チームで掴んだ逆転勝利を喜ぶ広島MF青山「万博を紫の歓喜にできた」 | ニコニコニュース

チーム2点目の同点ゴールをアシストした広島MF青山敏弘 [写真]=白井誠二
サッカーキング

 明治安田生命2015Jリーグチャンピオンシップ(CS)決勝第1戦が2日に行われ、サンフレッチェ広島は敵地でガンバ大阪と対戦し、3-2で逆転勝利を収めた。試合後、広島のキャプテンMF青山敏弘が記者団の取材に応じた。

 試合は、広島が60分にミスから失点。MF森崎和幸とDF千葉和彦がバックパスをお見合いした隙に、FW長沢駿が中途半端なボールをゴールに突き刺しG大阪に先制を許す。だが80分には、FW浅野拓磨のシュートから、最後はMF柏好文のシュートをMFドウグラスが頭でコースを代えてゴールネットを揺らした。だが、同点で安堵したのも束の間、直後の81分にFKの流れからG大阪MF今野泰幸に右足ボレーをゴール右隅に決められ、失点を喫した。

 再びリードを許す展開に青山は、「今日もいい試合、いいサッカーはもちろんしたかったけど、そんなに甘くないことはみんなも分かっていた。ガンバが強いこと、力があることも今日はみんな受け入れてやりました」とG大阪の実力を認めつつも、「こういう試合は求めていなかった。落ち着いて試合を進めなきゃいけなかったけど、苦しい中で自分たちのペースが来るのを待っていました」と、我慢強く流れを待っていたという。

 ペースが広島に傾いたのは後半アディショナルタイムに入った直後だった。「しっかり良いボールを蹴ることを意識しました。フリーでボールを受けて。ベンチからアオ(青山)にボールを出せって指示が出たので、その瞬間にしっかり準備しましたし、ファーストタッチもしっかり収めることができたんで、いいボールが蹴れました」と振り返る様に、青山は右サイドで獲得したFKの流れから、精度の高いクロスを供給。そのボールにエリア内中央のDF佐々木翔が頭で合わせて、同点ゴールを奪った。

 この日は徹底マークに遭い、佐々木の得点を演出するまで普段のパフォーマンスを発揮できていなかった青山。「ほとんど自分自身は消えていました」と認めたが、「やっぱり自分に何ができるかを考えましね。どこかで存在を示さなければいけないとは思っていたので」として、虎視眈々と輝ける瞬間を狙っていたという。

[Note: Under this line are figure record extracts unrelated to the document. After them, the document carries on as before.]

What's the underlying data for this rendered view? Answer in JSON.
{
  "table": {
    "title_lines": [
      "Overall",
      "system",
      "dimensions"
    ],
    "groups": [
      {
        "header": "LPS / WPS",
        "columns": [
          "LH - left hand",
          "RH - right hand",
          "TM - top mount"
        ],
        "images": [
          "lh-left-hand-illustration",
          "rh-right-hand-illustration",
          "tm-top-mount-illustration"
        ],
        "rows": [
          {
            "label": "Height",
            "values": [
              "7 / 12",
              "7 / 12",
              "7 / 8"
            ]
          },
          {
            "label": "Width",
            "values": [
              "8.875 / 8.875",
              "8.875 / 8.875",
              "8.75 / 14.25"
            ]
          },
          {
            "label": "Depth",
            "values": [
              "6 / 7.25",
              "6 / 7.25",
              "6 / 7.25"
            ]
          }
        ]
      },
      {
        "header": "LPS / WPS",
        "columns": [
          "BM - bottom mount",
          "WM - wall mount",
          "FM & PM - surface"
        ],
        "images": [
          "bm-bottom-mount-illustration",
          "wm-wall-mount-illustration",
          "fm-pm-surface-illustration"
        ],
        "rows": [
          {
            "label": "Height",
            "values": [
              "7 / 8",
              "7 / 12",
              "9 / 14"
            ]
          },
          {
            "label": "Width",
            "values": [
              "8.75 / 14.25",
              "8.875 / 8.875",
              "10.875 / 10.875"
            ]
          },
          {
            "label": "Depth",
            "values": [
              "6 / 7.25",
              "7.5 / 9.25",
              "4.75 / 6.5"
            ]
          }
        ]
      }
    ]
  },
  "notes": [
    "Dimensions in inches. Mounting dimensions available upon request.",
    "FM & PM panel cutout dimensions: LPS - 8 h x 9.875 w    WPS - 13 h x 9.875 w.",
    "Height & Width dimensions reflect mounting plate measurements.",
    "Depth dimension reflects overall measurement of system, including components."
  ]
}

 土壇場の同点ゴールを決めると、完全に流れは広島のものになった。「相手は引かざるを得なかったんで、必然的に自分たちが押しこむ形になった」と振り返り、「声を掛けなくてもやるべきことはみんなも分かっていた」とチームの思いは“逆転”で1つになっていたと明かす。

 すると終了間際のワンプレーでその思いが逆転を引き寄せた。MF山岸智が左サイドからクロスを供給すると、中央で混戦になるが、最後は柏が右足ボレーでゴールネットを揺らした。「気持ちの部分で最後にカシ(柏)が押し込んでくれた。あれはみんなでつないだボールなんで、その思いっていうところではあの1点は大きかった。みんなで戦っていることは今日も示せた」とチームで奪った逆転ゴールを喜んだ。さらに、「やっぱり広島の力を示せたことは誇らしかった。万博を紫の歓喜にできたことは自分たちの力があることを示せたので、誇らしかった」と敵地まで応援に駆けつけたサポーターの歓喜を目の当たりにし、改めて誇りとともに喜びをかみしめた。

 だが、「まだ何も決まったわけじゃない」と気を引き締める同選手は、「やっぱり出るべきところで出て行くということをみんなで意思統一できた。ゴールは最後に2つ、出来過ぎかもしれないけど、それよりも失点のところをもう1回みんなで修正してやらなきゃいけないなと思います」とすでに第2戦を見据える。

「まずはしっかり自分たちのやるべきことを整理しなければいけない。2点差という部分は把握して理解しながらやらなければいけない。自分たちの良さである守備から攻撃という部分はもっと出していかなければいけないし、今日を見ていたら分かるように、最後に何が起こるかわからないんで。たとえファーストレグに勝ったとしても、そこは肝に銘じてやらなければ」

 第2戦は5日にホーム・エディオンスタジアム広島で開催。セカンドステージ優勝を決めたJ1レギュラーシーズン最終節と同様に満員が期待される。青山は「やるべきことをしっかりやれれば、いい結果が待っていると思う。まずはできることをやっていきたい」と意気込み、スタジアムを最高潮の“紫の歓喜”に包むべく、2年ぶりのJ1制覇を誓った。